Türkiye altınlarını sayıyor!
Türkiye ekonomisinin hızla yere çakılmakta olan bir uçak görünümü vermekte olduğu rakamlardan açık. Geçen yılın ilk altı ayı büyüme yüzde 10,5, bu yılın aynı dönemi yüzde 3,1. Bu bile önümüzdeki dönemde yaşanacaklar konusunda bir uyan borusu olmaya yeter.

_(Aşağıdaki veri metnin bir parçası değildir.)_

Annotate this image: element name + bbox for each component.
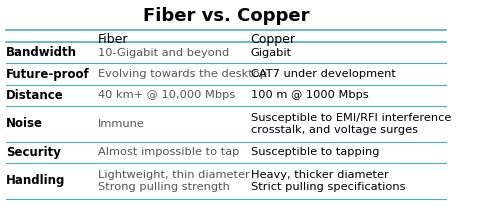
Text: 40 km+ @ 10,000 Mbps: 40 km+ @ 10,000 Mbps (98, 90, 235, 100)
Text: Bandwidth: Bandwidth (6, 46, 77, 59)
Text: CAT7 under development: CAT7 under development (250, 69, 395, 79)
Text: Evolving towards the desktop: Evolving towards the desktop (98, 69, 266, 79)
Text: crosstalk, and voltage surges: crosstalk, and voltage surges (250, 125, 417, 135)
Text: Noise: Noise (6, 117, 43, 130)
Text: Strict pulling specifications: Strict pulling specifications (250, 182, 404, 192)
Text: Immune: Immune (98, 119, 145, 129)
Text: Future-proof: Future-proof (6, 68, 90, 81)
Text: 10-Gigabit and beyond: 10-Gigabit and beyond (98, 48, 229, 58)
Text: Lightweight, thin diameter: Lightweight, thin diameter (98, 170, 249, 180)
Text: Handling: Handling (6, 174, 65, 187)
Text: Fiber: Fiber (98, 33, 128, 46)
Text: Distance: Distance (6, 89, 63, 102)
Text: Copper: Copper (250, 33, 295, 46)
Text: Strong pulling strength: Strong pulling strength (98, 182, 229, 192)
Text: Security: Security (6, 146, 60, 159)
Text: Susceptible to tapping: Susceptible to tapping (250, 147, 378, 157)
Text: Almost impossible to tap: Almost impossible to tap (98, 147, 239, 157)
Text: Heavy, thicker diameter: Heavy, thicker diameter (250, 170, 388, 180)
Text: Gigabit: Gigabit (250, 48, 291, 58)
Text: Susceptible to EMI/RFI interference: Susceptible to EMI/RFI interference (250, 113, 450, 123)
Text: Fiber vs. Copper: Fiber vs. Copper (142, 7, 309, 26)
Text: 100 m @ 1000 Mbps: 100 m @ 1000 Mbps (250, 90, 368, 100)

Ama işin bir de istatistik sahtecilik yanı var. Türkiye’nin ilk yarı büyümesinde en önemli katkı ihracattan geliyor. Tabii, bu ne kadar ironik, orası açık: Dünya kriz içinde kıvranıyor, Avrupa ekonomisi küçülüyor, ama Türkiye ekonomisi yine de en iyi ihracatta performans gösteriyor! Anlayın içerisi ne kadar kötü ki, ihracat en iyi durumda! Neden? Çünkü tüketim artışı durmuş, yatırımlar ise tepe taklak! Kamu harcamaları da bütçe açığı büyüyor olduğu için kolay kolay arttırılamıyor. Hızla kirlenen renkler içinde en temiz kalan ihracat! Yarın dünyada işler daha da kötüye gidince seyreyleyin durumu! Yunanistan iflas ederse, İspanya ve/veya İtalya çöküntüye girerse, artık neler olur neler!

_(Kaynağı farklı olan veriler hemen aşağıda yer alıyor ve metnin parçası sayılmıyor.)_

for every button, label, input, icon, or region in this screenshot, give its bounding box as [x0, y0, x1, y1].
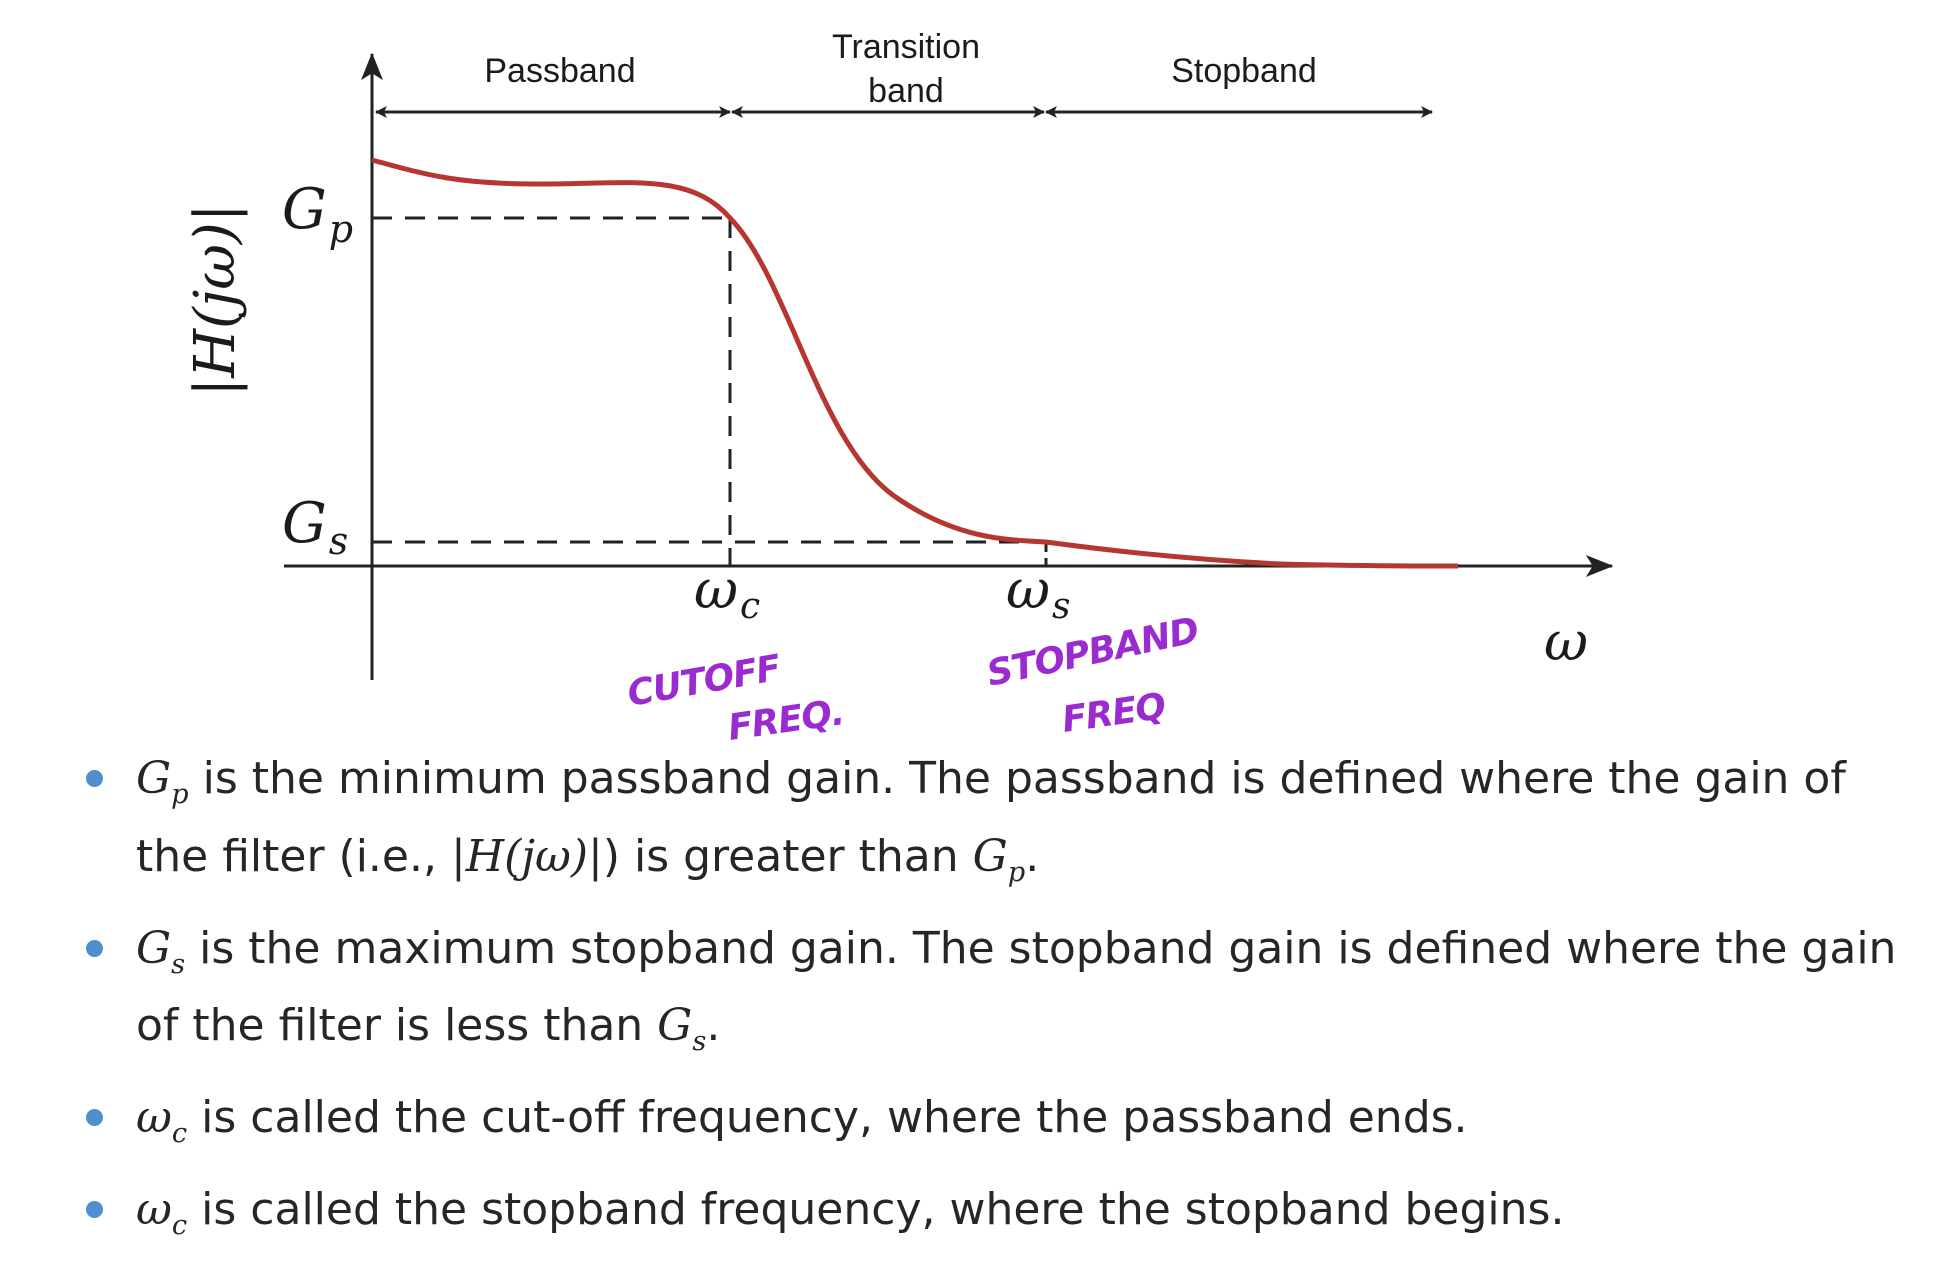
cutoff-frequency-label: ωc: [694, 558, 760, 627]
filter-response-diagram: Passband Transition band Stopband |H(jω)…: [183, 28, 1614, 740]
transition-band-label-line2: band: [868, 72, 944, 110]
definition-cutoff-frequency: ωc is called the cut-off frequency, wher…: [78, 1087, 1898, 1165]
bullet-icon: [86, 1200, 103, 1218]
symbol-omega-c: ωc: [136, 1183, 188, 1241]
definition-passband-gain: Gp is the minimum passband gain. The pas…: [78, 748, 1898, 904]
symbol-gp: Gp: [136, 753, 189, 810]
definition-text: is called the stopband frequency, where …: [187, 1183, 1565, 1235]
passband-label: Passband: [484, 52, 635, 90]
handwritten-stopband-line1: STOPBAND: [983, 610, 1202, 695]
symbol-gp-tail: Gp: [972, 830, 1026, 888]
definition-text-end: .: [706, 1000, 721, 1052]
definition-text-end: .: [1025, 830, 1040, 882]
passband-gain-label: Gp: [282, 177, 353, 251]
inline-math: |H(jω)|: [450, 830, 603, 882]
x-axis-label: ω: [1544, 610, 1588, 673]
symbol-omega-c: ωc: [136, 1092, 188, 1149]
definition-stopband-gain: Gs is the maximum stopband gain. The sto…: [78, 918, 1898, 1074]
bullet-icon: [86, 770, 103, 787]
handwritten-stopband-line2: FREQ: [1060, 686, 1169, 740]
symbol-gs-tail: Gs: [657, 1000, 707, 1058]
filter-response-curve: [371, 157, 1459, 569]
stopband-frequency-label: ωs: [1006, 558, 1071, 627]
definition-stopband-frequency: ωc is called the stopband frequency, whe…: [78, 1179, 1898, 1257]
definition-text: is the minimum passband gain. The passba…: [136, 753, 1846, 882]
transition-band-label-line1: Transition: [832, 28, 980, 66]
symbol-gs: Gs: [136, 922, 186, 980]
definition-text: is the maximum stopband gain. The stopba…: [136, 922, 1897, 1052]
stopband-label: Stopband: [1171, 52, 1317, 90]
definition-text-middle: ) is greater than: [602, 830, 973, 882]
definition-list: Gp is the minimum passband gain. The pas…: [78, 748, 1898, 1271]
y-axis-label: |H(jω)|: [183, 203, 248, 396]
handwritten-cutoff-line2: FREQ.: [726, 692, 847, 740]
stopband-gain-label: Gs: [282, 491, 348, 563]
bullet-icon: [86, 939, 103, 957]
bullet-icon: [86, 1109, 103, 1127]
definition-text: is called the cut-off frequency, where t…: [187, 1092, 1468, 1144]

Ama sahtecilik burada değil. Sahtecilik, Türkiye’nin ihracat artışı içinde İran’a gönderilen altının da görünmesinde. Yılın ilk yarısında ihracatın 6 milyar dolarından fazlası İran’a yollanan altından oluşuyor. İranlı kadınlar birdenbire daha fazla altın takıya merak mı saldı acaba? Yoksa İran nükleer programında uranyum yerine altın kullanan bir teknoloji mi keşfetti? Tabii ki, hayır. ABD’nin öncülüğünde İran’a uygulanan ambargo 2012’de yeni bir aşamaya geçti. İran’la banka işlemleri büyük ölçüde yasaklandı. Bu durumda İran’dan doğal gaz ve petrol almak zorunda olan Türkiye ne yapıyor? İran’a altın yolluyor! Kırmızı meşin, para peşin!

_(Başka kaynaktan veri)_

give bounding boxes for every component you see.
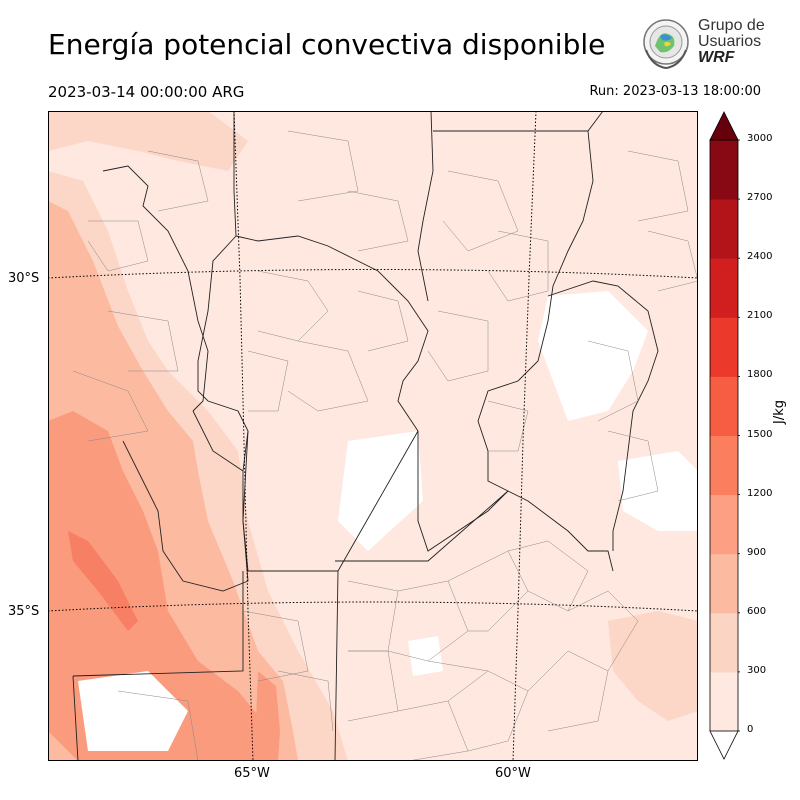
colorbar-segment xyxy=(710,258,738,318)
graticule xyxy=(48,111,698,761)
parallel-30s xyxy=(48,269,698,279)
colorbar-tick-label: 2100 xyxy=(747,310,773,322)
colorbar-segment xyxy=(710,435,738,496)
cape-area-level1-east xyxy=(608,611,698,721)
logo-line-1: Grupo de xyxy=(698,17,765,34)
colorbar-segment xyxy=(710,671,738,732)
title: Energía potencial convectiva disponible xyxy=(48,28,606,61)
colorbar-segment xyxy=(710,199,738,259)
logo-line-2: Usuarios xyxy=(698,33,762,50)
logo-line-3: WRF xyxy=(698,49,735,66)
colorbar-tick-label: 900 xyxy=(747,546,767,558)
colorbar-tick-label: 600 xyxy=(747,605,767,617)
valid-time: 2023-03-14 00:00:00 ARG xyxy=(48,83,245,101)
logo-emblem-icon xyxy=(643,19,689,70)
colorbar-tick-label: 2400 xyxy=(747,251,773,263)
cape-blank-patch xyxy=(408,636,443,676)
logo: Grupo de Usuarios WRF xyxy=(638,16,768,72)
colorbar-tick-label: 2700 xyxy=(747,192,773,204)
colorbar-tick-label: 300 xyxy=(747,664,767,676)
colorbar-segment xyxy=(710,612,738,673)
cape-blank-patch xyxy=(78,671,188,751)
colorbar-tick-label: 0 xyxy=(747,724,754,735)
colorbar-segment xyxy=(710,376,738,436)
lat-label-35s: 35°S xyxy=(8,604,40,619)
colorbar-tick-label: 1500 xyxy=(747,428,773,440)
cape-area-level3-strip xyxy=(256,671,280,761)
map-frame xyxy=(48,111,698,761)
lat-label-30s: 30°S xyxy=(8,271,40,286)
lon-label-60w: 60°W xyxy=(495,766,531,781)
cape-area-level4 xyxy=(68,531,138,631)
cape-area-level3 xyxy=(48,411,270,761)
meridian-60w xyxy=(512,111,537,761)
meridian-65w xyxy=(233,111,254,761)
colorbar-segment xyxy=(710,553,738,614)
colorbar-unit: J/kg xyxy=(772,400,787,424)
colorbar-tick-label: 1800 xyxy=(747,369,773,381)
colorbar-segment xyxy=(710,140,738,200)
cape-blank-patch xyxy=(338,431,423,551)
colorbar-tick-label: 3000 xyxy=(747,133,773,144)
department-borders xyxy=(72,130,698,761)
parallel-35s xyxy=(48,601,698,612)
cape-blank-patch xyxy=(538,291,648,421)
colorbar xyxy=(709,111,740,760)
colorbar-segment xyxy=(710,494,738,555)
colorbar-segment xyxy=(710,317,738,377)
lon-label-65w: 65°W xyxy=(234,766,270,781)
cape-area-level1-north xyxy=(48,111,248,171)
colorbar-upper-extend xyxy=(709,111,739,141)
colorbar-lower-extend xyxy=(709,730,739,760)
colorbar-tick-label: 1200 xyxy=(747,487,773,499)
run-time: Run: 2023-03-13 18:00:00 xyxy=(589,84,761,99)
cape-map xyxy=(48,111,698,761)
logo-text: Grupo de Usuarios WRF xyxy=(698,18,765,66)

Yani İran’a gönderilen altın mal değil, para. İnsanın şu soruya cevap vermesi için iktisatçı olması gerekmez: Para ihraç edilir mi? İnsana “hadi ordan” derler. Ama Türkiye İstatistik Kurumu (TÜİK) anlaşılan emri güçlü yerden almış. Türkiye’nin ihracatının içine “para ihracı”nı da dahil ediyor.
Hani, “uçak indi mi, yoksa düşüyor mu?” diye tartışma vardı ya. Uçak İran’ın pamuk ipliğiyle havada duruyor!